Tee Lopes composed the majority of Mania’s OST, revising familiar melodies and creating new ones with an energy reminiscent of Sonic CD’s Japanese OST. He did an excellent job on both accounts; remixes are cleanly identifiable from their source while adding in new twists, while the new themes fit right into the series’ discography. Following the level design ethos, every Act 2 theme heavily alters the melody in interesting ways. A couple of tracks in the game were composed by Hyper Potions, both of which also convey liveliness. And this review would be remiss if it neglected to mention the Easter eggs and references to the greater Sonic franchise and even other SEGA properties that Mania sneaks in.
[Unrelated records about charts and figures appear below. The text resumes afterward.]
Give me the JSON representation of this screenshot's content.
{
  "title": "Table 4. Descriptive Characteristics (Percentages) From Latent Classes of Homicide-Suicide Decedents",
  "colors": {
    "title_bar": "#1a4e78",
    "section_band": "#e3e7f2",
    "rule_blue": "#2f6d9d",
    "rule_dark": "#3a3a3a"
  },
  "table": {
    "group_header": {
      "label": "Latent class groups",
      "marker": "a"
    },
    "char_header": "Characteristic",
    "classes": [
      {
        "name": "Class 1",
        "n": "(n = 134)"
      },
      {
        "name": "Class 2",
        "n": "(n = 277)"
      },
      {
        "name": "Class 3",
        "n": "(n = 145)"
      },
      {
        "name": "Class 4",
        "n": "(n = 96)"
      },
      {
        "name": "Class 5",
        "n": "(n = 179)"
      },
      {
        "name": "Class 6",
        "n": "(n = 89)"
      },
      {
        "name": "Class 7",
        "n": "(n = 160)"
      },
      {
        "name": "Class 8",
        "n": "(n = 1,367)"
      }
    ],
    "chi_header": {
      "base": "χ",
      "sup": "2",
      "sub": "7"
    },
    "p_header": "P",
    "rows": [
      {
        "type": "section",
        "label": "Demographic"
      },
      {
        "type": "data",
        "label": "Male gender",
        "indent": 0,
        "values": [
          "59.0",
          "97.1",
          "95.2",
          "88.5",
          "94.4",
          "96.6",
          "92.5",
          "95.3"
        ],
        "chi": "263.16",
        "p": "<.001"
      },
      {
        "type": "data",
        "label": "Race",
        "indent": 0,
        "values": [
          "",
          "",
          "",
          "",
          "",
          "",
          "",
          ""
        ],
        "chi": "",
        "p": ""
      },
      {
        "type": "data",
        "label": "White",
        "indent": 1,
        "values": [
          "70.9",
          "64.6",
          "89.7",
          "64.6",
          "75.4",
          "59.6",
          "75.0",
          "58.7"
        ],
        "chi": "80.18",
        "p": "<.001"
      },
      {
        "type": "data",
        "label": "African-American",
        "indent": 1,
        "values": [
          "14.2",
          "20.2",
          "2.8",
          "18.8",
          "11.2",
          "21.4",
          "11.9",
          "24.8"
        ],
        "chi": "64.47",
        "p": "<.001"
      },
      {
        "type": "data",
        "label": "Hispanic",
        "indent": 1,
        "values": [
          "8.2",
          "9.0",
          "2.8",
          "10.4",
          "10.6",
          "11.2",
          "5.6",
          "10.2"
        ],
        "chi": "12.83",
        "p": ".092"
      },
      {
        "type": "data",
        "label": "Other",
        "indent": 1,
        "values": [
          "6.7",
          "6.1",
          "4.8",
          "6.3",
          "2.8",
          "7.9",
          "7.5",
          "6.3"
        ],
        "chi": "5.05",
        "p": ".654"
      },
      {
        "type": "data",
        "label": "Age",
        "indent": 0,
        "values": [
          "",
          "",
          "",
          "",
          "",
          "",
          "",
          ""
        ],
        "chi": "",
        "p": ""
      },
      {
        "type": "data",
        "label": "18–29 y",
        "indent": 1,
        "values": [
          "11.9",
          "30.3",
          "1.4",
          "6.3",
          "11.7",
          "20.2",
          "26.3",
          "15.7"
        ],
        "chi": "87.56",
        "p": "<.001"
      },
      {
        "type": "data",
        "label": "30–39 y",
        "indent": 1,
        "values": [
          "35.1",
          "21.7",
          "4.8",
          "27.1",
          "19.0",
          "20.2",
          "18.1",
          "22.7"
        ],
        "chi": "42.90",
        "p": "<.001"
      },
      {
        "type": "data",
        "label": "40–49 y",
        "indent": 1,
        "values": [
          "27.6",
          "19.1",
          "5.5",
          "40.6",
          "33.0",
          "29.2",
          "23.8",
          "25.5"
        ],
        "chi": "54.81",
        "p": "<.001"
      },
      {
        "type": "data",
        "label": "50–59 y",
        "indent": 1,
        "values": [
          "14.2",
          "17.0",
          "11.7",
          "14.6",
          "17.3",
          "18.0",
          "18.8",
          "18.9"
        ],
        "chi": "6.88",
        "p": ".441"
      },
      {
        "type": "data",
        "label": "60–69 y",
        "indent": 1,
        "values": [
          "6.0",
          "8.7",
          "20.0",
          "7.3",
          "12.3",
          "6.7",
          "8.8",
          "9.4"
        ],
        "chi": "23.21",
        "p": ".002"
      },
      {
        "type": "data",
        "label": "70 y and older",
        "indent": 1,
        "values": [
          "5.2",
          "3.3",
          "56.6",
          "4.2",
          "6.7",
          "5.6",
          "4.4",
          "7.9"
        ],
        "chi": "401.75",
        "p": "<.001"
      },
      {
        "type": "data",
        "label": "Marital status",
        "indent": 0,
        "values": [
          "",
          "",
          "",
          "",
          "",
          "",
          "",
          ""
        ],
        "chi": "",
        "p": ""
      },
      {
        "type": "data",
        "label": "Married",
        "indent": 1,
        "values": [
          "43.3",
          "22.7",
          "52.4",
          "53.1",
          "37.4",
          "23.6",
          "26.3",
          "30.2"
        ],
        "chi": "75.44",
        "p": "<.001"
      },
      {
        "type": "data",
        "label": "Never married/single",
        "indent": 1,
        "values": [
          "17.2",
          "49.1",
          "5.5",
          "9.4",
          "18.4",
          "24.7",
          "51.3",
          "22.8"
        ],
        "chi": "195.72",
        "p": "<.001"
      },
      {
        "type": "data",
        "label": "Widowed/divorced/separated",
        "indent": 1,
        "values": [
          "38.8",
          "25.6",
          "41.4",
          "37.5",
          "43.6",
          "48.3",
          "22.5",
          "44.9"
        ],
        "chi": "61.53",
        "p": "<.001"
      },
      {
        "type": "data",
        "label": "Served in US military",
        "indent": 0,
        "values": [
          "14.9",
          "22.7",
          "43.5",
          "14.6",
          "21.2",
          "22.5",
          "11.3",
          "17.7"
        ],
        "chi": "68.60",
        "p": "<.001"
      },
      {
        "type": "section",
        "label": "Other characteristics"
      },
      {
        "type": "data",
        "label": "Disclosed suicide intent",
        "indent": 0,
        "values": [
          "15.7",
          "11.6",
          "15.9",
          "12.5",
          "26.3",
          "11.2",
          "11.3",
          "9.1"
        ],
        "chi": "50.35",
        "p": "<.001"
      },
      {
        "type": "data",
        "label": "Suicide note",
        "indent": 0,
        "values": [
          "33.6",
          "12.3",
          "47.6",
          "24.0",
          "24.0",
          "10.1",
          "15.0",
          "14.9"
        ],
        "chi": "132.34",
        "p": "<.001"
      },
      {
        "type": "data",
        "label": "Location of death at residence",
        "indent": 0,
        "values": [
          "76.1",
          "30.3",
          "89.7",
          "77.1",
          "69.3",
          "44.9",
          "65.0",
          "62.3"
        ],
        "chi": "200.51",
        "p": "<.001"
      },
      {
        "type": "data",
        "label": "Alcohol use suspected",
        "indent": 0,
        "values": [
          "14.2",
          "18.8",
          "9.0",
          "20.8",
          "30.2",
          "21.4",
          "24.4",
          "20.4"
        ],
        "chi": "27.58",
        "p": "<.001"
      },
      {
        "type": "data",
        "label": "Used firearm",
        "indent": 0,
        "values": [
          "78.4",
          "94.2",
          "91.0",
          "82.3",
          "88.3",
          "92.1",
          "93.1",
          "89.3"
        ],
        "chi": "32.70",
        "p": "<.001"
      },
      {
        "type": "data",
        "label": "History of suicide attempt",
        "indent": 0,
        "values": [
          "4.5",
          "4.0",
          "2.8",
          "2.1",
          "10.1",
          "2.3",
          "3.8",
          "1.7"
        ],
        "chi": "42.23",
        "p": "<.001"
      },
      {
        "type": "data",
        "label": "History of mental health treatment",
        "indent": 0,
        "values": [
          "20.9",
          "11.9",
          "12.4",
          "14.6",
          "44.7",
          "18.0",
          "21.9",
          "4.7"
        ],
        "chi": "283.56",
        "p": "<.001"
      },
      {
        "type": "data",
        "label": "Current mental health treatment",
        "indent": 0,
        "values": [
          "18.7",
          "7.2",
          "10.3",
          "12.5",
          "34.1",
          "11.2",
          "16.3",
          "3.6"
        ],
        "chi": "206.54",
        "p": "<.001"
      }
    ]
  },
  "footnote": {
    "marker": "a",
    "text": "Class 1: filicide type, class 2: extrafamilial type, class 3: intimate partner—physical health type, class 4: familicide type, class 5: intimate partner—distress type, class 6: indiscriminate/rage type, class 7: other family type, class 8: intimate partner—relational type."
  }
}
I won’t spoil any, but you can tell passionate fans developed this entry.

Sonic, as I once mentioned, is largely characterized by its namesake speed. Nevertheless, the classics offered more than that, and Sonic Mania recaptures that magic while expanding upon it in inventive ways. My biggest issue with the game is how its Zone lineup could stand to use another brand-new location or two, but I’m hopeful a sequel will fulfill that need. While I need some time for me to properly assess where Mania rests in my top ten Sonic game list, it is without question one of the best games in the franchise. And, honestly, I predict Sonic Mania will be my game of the year.